24/05/2000 – TCHAD: Appel de N. Yorongar

FAR/PARTI FEDERATION

COMMUNIQUE DE PRESSE :

L’UN DES REBELLES SUDISTES NOMME « SEIGNEUR »
A-T-IL LIBREMENT RALLIE LE GOUVERNEMENT
OU BIEN RALLIE DE FORCE POUR LA
CONSOMMATION DE LA BANQUE MONDIALE
ET DE LA COMMUNAUTE INTERNATIONALE?

Selon les renseignements obtenus, « Seigneur » serait, comme Michel Mbaïlemel hier, capturé et emprisonné à Moundou avec la complicité du chef de
village de Bedjo en échange de la transformation de ce village en canton et de sa nomination comme chef de ce canton, ambition caressée de longue date
par celui-ci

– Le rebelle dit « Seigneur » n’a pas rallié le gouvernement comme le prétend ce dernier. Il a été piégé et arrêté avec la complicité du chef de
village de Bédjo comme ce fut le cas de Michel Mbaïlemel.

Sorti de sa prison, on lui fait il simuler le ralliement au gouvernement par un écrit à un de ses parents de la police pour donner bonne mesure à la
Banque Mondiale au moment de sa réunion décisive pour le pétrole.
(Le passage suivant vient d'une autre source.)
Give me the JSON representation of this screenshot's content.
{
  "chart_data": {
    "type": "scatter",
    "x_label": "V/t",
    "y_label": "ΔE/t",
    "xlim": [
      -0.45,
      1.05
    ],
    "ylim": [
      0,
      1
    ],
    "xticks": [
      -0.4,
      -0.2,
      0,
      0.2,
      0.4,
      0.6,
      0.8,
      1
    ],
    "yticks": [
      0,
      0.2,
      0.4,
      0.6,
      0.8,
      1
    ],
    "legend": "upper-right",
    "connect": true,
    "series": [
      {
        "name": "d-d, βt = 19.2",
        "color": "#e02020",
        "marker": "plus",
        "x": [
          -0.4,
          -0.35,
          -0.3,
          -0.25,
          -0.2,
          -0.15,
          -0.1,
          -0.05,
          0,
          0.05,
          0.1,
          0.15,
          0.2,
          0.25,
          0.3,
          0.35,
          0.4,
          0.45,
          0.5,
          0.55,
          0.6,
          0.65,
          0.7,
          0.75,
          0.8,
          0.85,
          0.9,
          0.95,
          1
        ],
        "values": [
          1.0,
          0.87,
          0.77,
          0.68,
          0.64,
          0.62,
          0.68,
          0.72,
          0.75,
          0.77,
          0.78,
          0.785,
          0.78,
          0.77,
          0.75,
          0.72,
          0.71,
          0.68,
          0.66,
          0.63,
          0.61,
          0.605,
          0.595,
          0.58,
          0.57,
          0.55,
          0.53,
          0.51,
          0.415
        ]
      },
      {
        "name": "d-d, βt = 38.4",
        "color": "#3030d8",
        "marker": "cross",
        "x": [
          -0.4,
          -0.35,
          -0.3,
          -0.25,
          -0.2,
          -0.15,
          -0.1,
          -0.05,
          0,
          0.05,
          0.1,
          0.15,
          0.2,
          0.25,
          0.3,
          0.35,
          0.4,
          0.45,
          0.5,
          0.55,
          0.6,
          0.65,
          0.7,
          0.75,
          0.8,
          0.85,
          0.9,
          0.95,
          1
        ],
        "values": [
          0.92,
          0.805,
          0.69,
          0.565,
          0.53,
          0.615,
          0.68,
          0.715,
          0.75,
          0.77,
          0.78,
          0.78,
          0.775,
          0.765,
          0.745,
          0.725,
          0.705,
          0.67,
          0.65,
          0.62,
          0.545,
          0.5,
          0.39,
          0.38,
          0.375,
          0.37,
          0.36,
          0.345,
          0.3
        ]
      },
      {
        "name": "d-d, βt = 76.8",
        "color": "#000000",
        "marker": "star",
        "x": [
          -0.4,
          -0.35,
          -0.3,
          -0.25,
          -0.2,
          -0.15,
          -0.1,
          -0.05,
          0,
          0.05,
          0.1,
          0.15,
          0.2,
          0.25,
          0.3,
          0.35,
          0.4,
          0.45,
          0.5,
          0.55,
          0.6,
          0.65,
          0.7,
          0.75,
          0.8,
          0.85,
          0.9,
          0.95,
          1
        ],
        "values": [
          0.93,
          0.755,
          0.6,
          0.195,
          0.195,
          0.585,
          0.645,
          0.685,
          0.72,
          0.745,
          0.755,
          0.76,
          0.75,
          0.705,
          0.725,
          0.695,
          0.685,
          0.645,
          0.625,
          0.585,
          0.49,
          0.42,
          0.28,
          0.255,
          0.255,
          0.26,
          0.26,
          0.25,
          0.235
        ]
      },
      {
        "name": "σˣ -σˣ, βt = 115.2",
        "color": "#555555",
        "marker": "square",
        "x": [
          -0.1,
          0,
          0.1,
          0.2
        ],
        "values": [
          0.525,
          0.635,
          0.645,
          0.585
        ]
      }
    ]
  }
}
2)- Une « Seigneur  » en prison à Moundou, les préfets des deux Logone et celui du Moyen-Chari se sont redus à Bodo et Béboto pour y prêcher la paix
pour donner une certaine crédibilité à la version de ralliement de « Seigneur « .

« Cette fois-ci disent-ils, le massacre sera terrible car on n’épargnera ni hommes ni femmes ni enfants parce que vous êtes tous des rebelles. Nous
tuerons sans discernement » ajoutent-ils avant de réaffirmer avec force :
« Nous espérons que le message est reçu 5/5. Rappelez-vous de la période d’octobre 1997 à mai 1998 etc. »

Puis, le chef militaire de Moundou de leur emboîter le pas :

« tous ceux s’opposeront à l’exploitation du pétrole seront pris et sommairement exécutés. Je m’en chargerai personnellement. « .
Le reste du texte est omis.